Reasons why types are useful:
-
You can have the same field name represent different types of values, depending on the node type. E.g. title
of a Post
is different to a title
for a User
.
-
You could request a list of a specific type, without having an ID
(so give me first 10 nodes of type User
), exploring data would then become easier too (as you wouldn’t have to always start with an ID/filter)
-
You can specify a field to be indexed for a specific node type only.
-
You can easily identify the type of node and what is trying to represent (without implementing a custom solution). This allows you to perform normalization on the client side.
-
It prevents you from putting bad data into your database.
-
It would fit much better with GraphQL (meaning it would be easier to create a GraphQL layer on top of Dgraph) and would make the transition to Dgraph easier.
-
Your database becomes self-documenting (through introspection).
GraphQL
type User {
title: String # E.g. Mr, Mrs, Ms - don't index!
name: String!
age: Int!
posts: [Post]
}
type Post {
title: String! @index # E.g. A Great Post - index!
user: User!
comments: [Comments]
}
type Comments {
text: String!
user: User!
}
Dgraph
title: String # Ambiguous
name: String
age: Int
# posts: [Post] # No equivalent
# comments: [Comments] # No equivalent
# user: User! # No equivalent
New Approach
You would be able to set up specific types and have them attached to the root query.
mutation {
type Users {
name: String
}
schema {
users: [Users]
}
}
query {
users(first: 10) {
name
}
}
If a user wanted to keep with the current Dgraph style, they could use Node
. Node
could be a default type, used without configuration but amended as required.

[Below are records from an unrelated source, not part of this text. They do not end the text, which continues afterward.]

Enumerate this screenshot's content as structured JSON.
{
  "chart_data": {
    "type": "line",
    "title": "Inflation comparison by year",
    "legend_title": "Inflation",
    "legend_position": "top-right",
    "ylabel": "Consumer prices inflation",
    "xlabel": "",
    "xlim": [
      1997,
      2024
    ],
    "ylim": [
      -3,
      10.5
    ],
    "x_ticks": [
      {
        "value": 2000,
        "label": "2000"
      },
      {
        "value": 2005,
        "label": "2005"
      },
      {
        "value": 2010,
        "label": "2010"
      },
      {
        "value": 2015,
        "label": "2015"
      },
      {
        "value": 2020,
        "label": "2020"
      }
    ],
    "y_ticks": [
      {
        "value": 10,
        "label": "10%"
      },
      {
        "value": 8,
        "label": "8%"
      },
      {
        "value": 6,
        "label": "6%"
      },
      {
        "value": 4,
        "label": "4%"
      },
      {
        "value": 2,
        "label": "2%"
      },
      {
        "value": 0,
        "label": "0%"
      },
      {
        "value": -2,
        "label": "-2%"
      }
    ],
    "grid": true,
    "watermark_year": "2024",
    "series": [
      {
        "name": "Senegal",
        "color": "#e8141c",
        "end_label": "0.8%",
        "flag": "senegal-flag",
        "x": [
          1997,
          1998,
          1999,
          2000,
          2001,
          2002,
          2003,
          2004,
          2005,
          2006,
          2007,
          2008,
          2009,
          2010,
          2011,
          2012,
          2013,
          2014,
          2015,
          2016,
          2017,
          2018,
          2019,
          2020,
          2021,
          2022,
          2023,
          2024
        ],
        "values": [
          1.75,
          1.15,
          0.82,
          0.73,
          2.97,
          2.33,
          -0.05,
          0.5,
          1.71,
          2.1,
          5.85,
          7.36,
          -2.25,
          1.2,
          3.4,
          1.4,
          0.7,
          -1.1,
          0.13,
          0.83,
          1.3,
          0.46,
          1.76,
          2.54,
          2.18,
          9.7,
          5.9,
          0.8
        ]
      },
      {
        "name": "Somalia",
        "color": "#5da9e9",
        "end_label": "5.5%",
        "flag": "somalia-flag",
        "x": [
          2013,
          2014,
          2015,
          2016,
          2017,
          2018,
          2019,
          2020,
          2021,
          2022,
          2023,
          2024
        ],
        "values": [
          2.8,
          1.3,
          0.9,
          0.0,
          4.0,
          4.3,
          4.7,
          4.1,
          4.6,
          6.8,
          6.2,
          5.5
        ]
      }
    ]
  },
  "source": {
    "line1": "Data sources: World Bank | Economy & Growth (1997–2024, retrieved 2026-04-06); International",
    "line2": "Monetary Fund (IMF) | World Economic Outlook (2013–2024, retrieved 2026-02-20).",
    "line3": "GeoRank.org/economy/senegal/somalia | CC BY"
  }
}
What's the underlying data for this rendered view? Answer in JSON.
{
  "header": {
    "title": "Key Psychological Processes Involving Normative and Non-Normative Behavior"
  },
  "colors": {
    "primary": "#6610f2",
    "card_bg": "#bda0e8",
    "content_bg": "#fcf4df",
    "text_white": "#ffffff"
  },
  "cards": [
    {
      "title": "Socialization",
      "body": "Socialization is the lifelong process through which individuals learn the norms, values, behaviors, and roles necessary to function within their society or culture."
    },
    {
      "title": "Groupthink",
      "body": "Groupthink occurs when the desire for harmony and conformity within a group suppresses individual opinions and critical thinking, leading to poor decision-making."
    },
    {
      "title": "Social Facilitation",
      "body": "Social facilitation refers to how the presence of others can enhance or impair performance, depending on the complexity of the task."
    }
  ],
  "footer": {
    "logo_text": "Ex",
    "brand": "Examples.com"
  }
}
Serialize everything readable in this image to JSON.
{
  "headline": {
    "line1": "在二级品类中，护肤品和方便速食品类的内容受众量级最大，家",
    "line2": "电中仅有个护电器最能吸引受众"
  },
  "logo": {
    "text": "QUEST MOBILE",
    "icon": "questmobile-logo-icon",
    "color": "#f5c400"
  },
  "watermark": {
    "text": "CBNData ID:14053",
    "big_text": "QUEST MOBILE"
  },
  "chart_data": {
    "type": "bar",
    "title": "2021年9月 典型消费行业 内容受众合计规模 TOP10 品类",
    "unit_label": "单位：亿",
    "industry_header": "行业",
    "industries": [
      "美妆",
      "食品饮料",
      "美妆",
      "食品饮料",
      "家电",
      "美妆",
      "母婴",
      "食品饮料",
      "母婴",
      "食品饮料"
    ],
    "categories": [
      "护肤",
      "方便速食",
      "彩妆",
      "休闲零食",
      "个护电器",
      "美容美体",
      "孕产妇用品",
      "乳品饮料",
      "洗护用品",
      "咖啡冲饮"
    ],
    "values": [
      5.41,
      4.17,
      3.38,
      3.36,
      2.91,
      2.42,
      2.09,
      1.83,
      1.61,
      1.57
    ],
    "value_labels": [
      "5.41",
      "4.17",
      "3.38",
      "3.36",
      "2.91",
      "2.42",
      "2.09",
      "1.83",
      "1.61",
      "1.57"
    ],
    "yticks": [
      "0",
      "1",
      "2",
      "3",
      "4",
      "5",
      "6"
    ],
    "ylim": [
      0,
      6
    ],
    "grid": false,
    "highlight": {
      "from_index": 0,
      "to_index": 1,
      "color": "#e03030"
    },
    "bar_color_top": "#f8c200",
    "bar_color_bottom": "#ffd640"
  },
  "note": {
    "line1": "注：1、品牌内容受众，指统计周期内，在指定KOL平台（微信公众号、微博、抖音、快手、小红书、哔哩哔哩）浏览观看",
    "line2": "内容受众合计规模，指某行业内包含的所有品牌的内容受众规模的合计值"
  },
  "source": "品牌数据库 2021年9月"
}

Or, it could be a base type, so all other types would extend from it and it could be used as kind of Any):
mutation {
type Node {
title: String
name: String
age: Int
}
type User extends Node {
name: String @index
}
schema {
nodes: [Node] # All nodes, regardless of type
users: [User] # All nodes of type User
}
}
query {
customLookup1: nodes(id: $id) {
title
}
nodes(first: 10) {
title
}
}
You could keep the current RDF type for set
, which I really like (especially as you can do bulk transactions).
Not saying this is exactly the way you would want to do it, but wanted to provide some food for thought.